Sprinkle Sundays #5 Sprinkles Before Sweethearts

Sprinkles Before Sweethearts. (Sprinkle Sundays #5) Coco Simon. 2018. [December] Simon & Schuster. 160 pages. [Source: Library]

First sentence: "Lunch is gross today," I said, lifting a piece of limp iceberg lettuce and letting it drop to my plate. I sighed and rubbed my eyes.

Premise/plot: Sprinkles Before Sweethearts is the fifth book in the Sprinkle Sundays series by Coco Simon. In the first book, Allie's parents get divorced. Allie moves with her mom and brother to a nearby town. She misses her best friends Tamiko and Sierra very much. Fortunately, these three friends find a way to be together each and every week by working together in her mom's ice cream shop. The books alternate main characters or narrators. This is Tamiko's second title to narrate. (She was the narrator of the second book, Cracks in the Cone.)

In this book, Tamiko is SUPER FRUSTRATED that she's "surrounded" by people with crushes. She doesn't want to be around boy-crazy or girl-crazy classmates or friends. Why should she want a "sweetheart"?!?!

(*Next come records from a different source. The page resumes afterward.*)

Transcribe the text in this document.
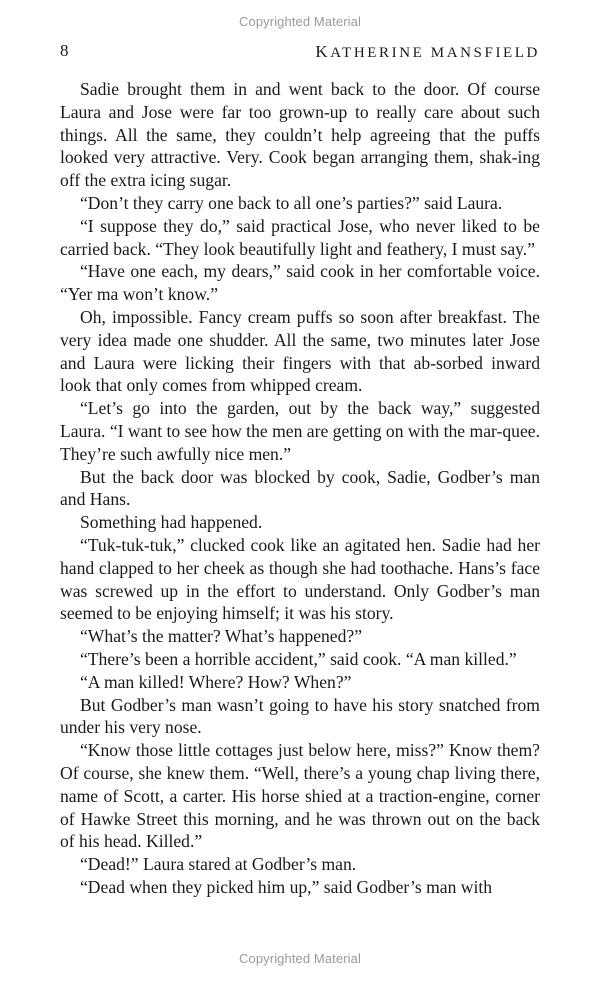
Copyrighted Material
8	KATHERINE MANSFIELD

Sadie brought them in and went back to the door. Of course Laura and Jose were far too grown-up to really care about such things. All the same, they couldn’t help agreeing that the puffs looked very attractive. Very. Cook began arranging them, shak-ing off the extra icing sugar.

“Don’t they carry one back to all one’s parties?” said Laura.

“I suppose they do,” said practical Jose, who never liked to be carried back. “They look beautifully light and feathery, I must say.”

“Have one each, my dears,” said cook in her comfortable voice. “Yer ma won’t know.”

Oh, impossible. Fancy cream puffs so soon after breakfast. The very idea made one shudder. All the same, two minutes later Jose and Laura were licking their fingers with that ab-sorbed inward look that only comes from whipped cream.

“Let’s go into the garden, out by the back way,” suggested Laura. “I want to see how the men are getting on with the mar-quee. They’re such awfully nice men.”

But the back door was blocked by cook, Sadie, Godber’s man and Hans.

Something had happened.

“Tuk-tuk-tuk,” clucked cook like an agitated hen. Sadie had her hand clapped to her cheek as though she had toothache. Hans’s face was screwed up in the effort to understand. Only Godber’s man seemed to be enjoying himself; it was his story.

“What’s the matter? What’s happened?”

“There’s been a horrible accident,” said cook. “A man killed.”

“A man killed! Where? How? When?”

But Godber’s man wasn’t going to have his story snatched from under his very nose.

“Know those little cottages just below here, miss?” Know them? Of course, she knew them. “Well, there’s a young chap living there, name of Scott, a carter. His horse shied at a traction-engine, corner of Hawke Street this morning, and he was thrown out on the back of his head. Killed.”

“Dead!” Laura stared at Godber’s man.

“Dead when they picked him up,” said Godber’s man with

Copyrighted Material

At the shop, the mom is struggling now that it's closer to fall/winter to keep customers coming to the ice cream shop. Perhaps the answer is new flavors, kid-friendly flavors of course. Maybe if she allows her three tween employees to taste-test all the flavors (so they can better "sell" the product), try new sundaes (so the ice cream won't get "old") and pay for them to go to the amusement park so they can observe what food stands are busiest and what foods are most popular. She pays for them to try all the foods. They can report back with ideas on what flavors she should try to make next.

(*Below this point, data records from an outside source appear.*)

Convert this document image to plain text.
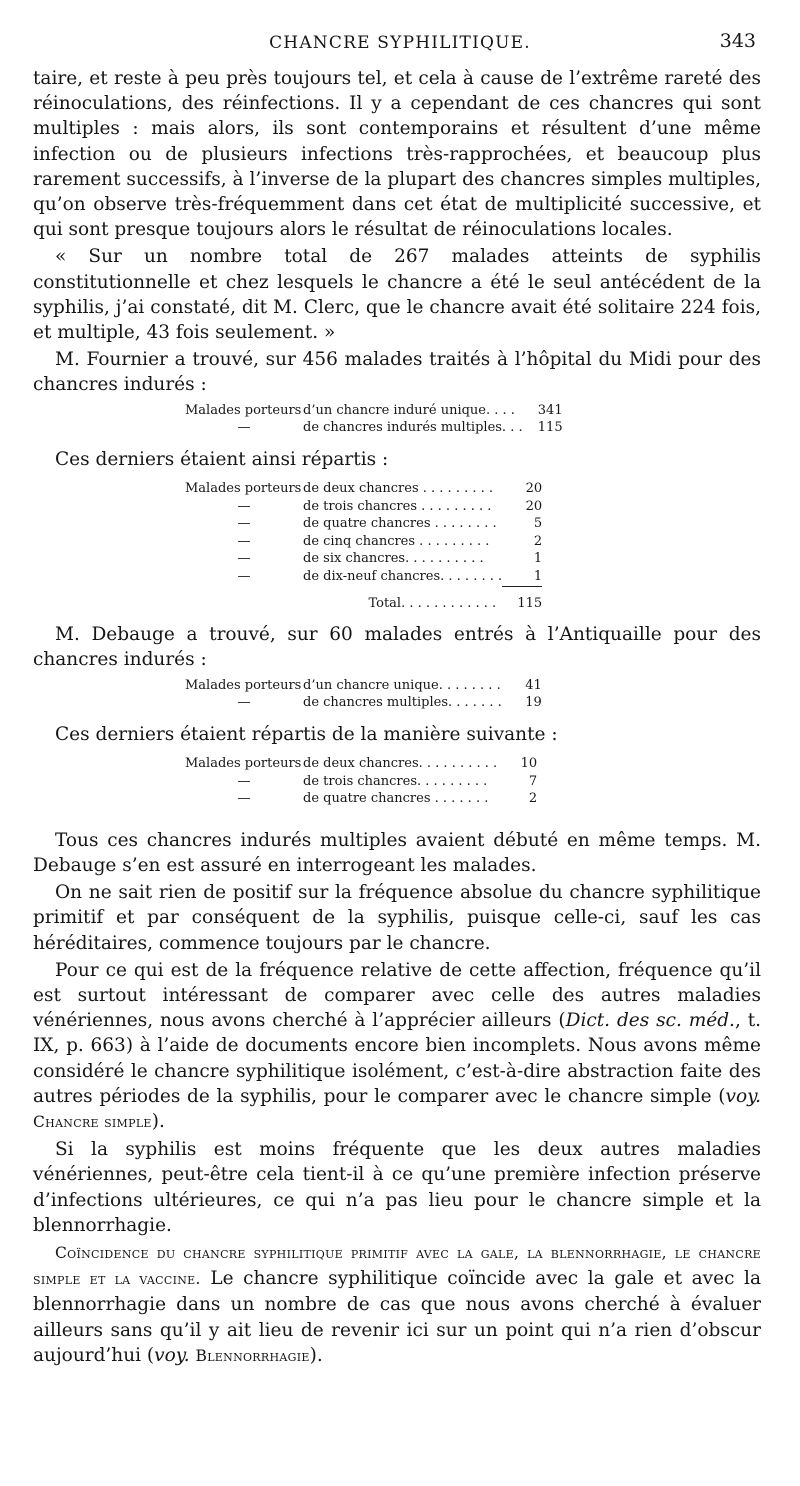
CHANCRE SYPHILITIQUE.	343

taire, et reste à peu près toujours tel, et cela à cause de l’extrême rareté des réinoculations, des réinfections. Il y a cependant de ces chancres qui sont multiples : mais alors, ils sont contemporains et résultent d’une même infection ou de plusieurs infections très-rapprochées, et beaucoup plus rarement successifs, à l’inverse de la plupart des chancres simples multiples, qu’on observe très-fréquemment dans cet état de multiplicité successive, et qui sont presque toujours alors le résultat de réinoculations locales.

« Sur un nombre total de 267 malades atteints de syphilis constitutionnelle et chez lesquels le chancre a été le seul antécédent de la syphilis, j’ai constaté, dit M. Clerc, que le chancre avait été solitaire 224 fois, et multiple, 43 fois seulement. »

M. Fournier a trouvé, sur 456 malades traités à l’hôpital du Midi pour des chancres indurés :

Malades porteurs	d’un chancre induré unique. . . .	341
—	de chancres indurés multiples. . .	115
Ces derniers étaient ainsi répartis :
Malades porteurs	de deux chancres . . . . . . . . .	20
—	de trois chancres . . . . . . . . .	20
—	de quatre chancres . . . . . . . .	5
—	de cinq chancres . . . . . . . . .	2
—	de six chancres. . . . . . . . . .	1
—	de dix-neuf chancres. . . . . . . .	1
	Total. . . . . . . . . . . .	115

M. Debauge a trouvé, sur 60 malades entrés à l’Antiquaille pour des chancres indurés :

Malades porteurs	d’un chancre unique. . . . . . . .	41
—	de chancres multiples. . . . . . .	19
Ces derniers étaient répartis de la manière suivante :
Malades porteurs	de deux chancres. . . . . . . . . .	10
—	de trois chancres. . . . . . . . .	7
—	de quatre chancres . . . . . . .	2

Tous ces chancres indurés multiples avaient débuté en même temps. M. Debauge s’en est assuré en interrogeant les malades.

On ne sait rien de positif sur la fréquence absolue du chancre syphilitique primitif et par conséquent de la syphilis, puisque celle-ci, sauf les cas héréditaires, commence toujours par le chancre.

Pour ce qui est de la fréquence relative de cette affection, fréquence qu’il est surtout intéressant de comparer avec celle des autres maladies vénériennes, nous avons cherché à l’apprécier ailleurs (Dict. des sc. méd., t. IX, p. 663) à l’aide de documents encore bien incomplets. Nous avons même considéré le chancre syphilitique isolément, c’est-à-dire abstraction faite des autres périodes de la syphilis, pour le comparer avec le chancre simple (voy. Chancre simple).

Si la syphilis est moins fréquente que les deux autres maladies vénériennes, peut-être cela tient-il à ce qu’une première infection préserve d’infections ultérieures, ce qui n’a pas lieu pour le chancre simple et la blennorrhagie.

Coïncidence du chancre syphilitique primitif avec la gale, la blennorrhagie, le chancre simple et la vaccine. Le chancre syphilitique coïncide avec la gale et avec la blennorrhagie dans un nombre de cas que nous avons cherché à évaluer ailleurs sans qu’il y ait lieu de revenir ici sur un point qui n’a rien d’obscur aujourd’hui (voy. Blennorrhagie).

At school, Tamiko is struggling to come up with an idea for a science class project and with having to draw a BOY in art class.

My thoughts: I enjoy this series. It is definitely taking me back to my own series-binging days of Babysitters Club. There is so much that is not realistic (I hope!) about this series. One scene that was driving me a bit crazy was when the three kids EXPERIMENT WITH FLAVORS THEMSELVES AND MAKE SEVERAL ICE CREAMS FOR THE MOM TO TASTE-TEST. They are using her ingredients (which cost money), her kitchen... without any knowledge or experience of HOW TO ACTUALLY MAKE ice cream. They are essentially throwing money out the window all under the delusion that they are HELPING. Their ice cream flavors are horrendous. And she tells them to NOT try to make their own flavors in the future. But still. Shouldn't they know better without having to be told?!?!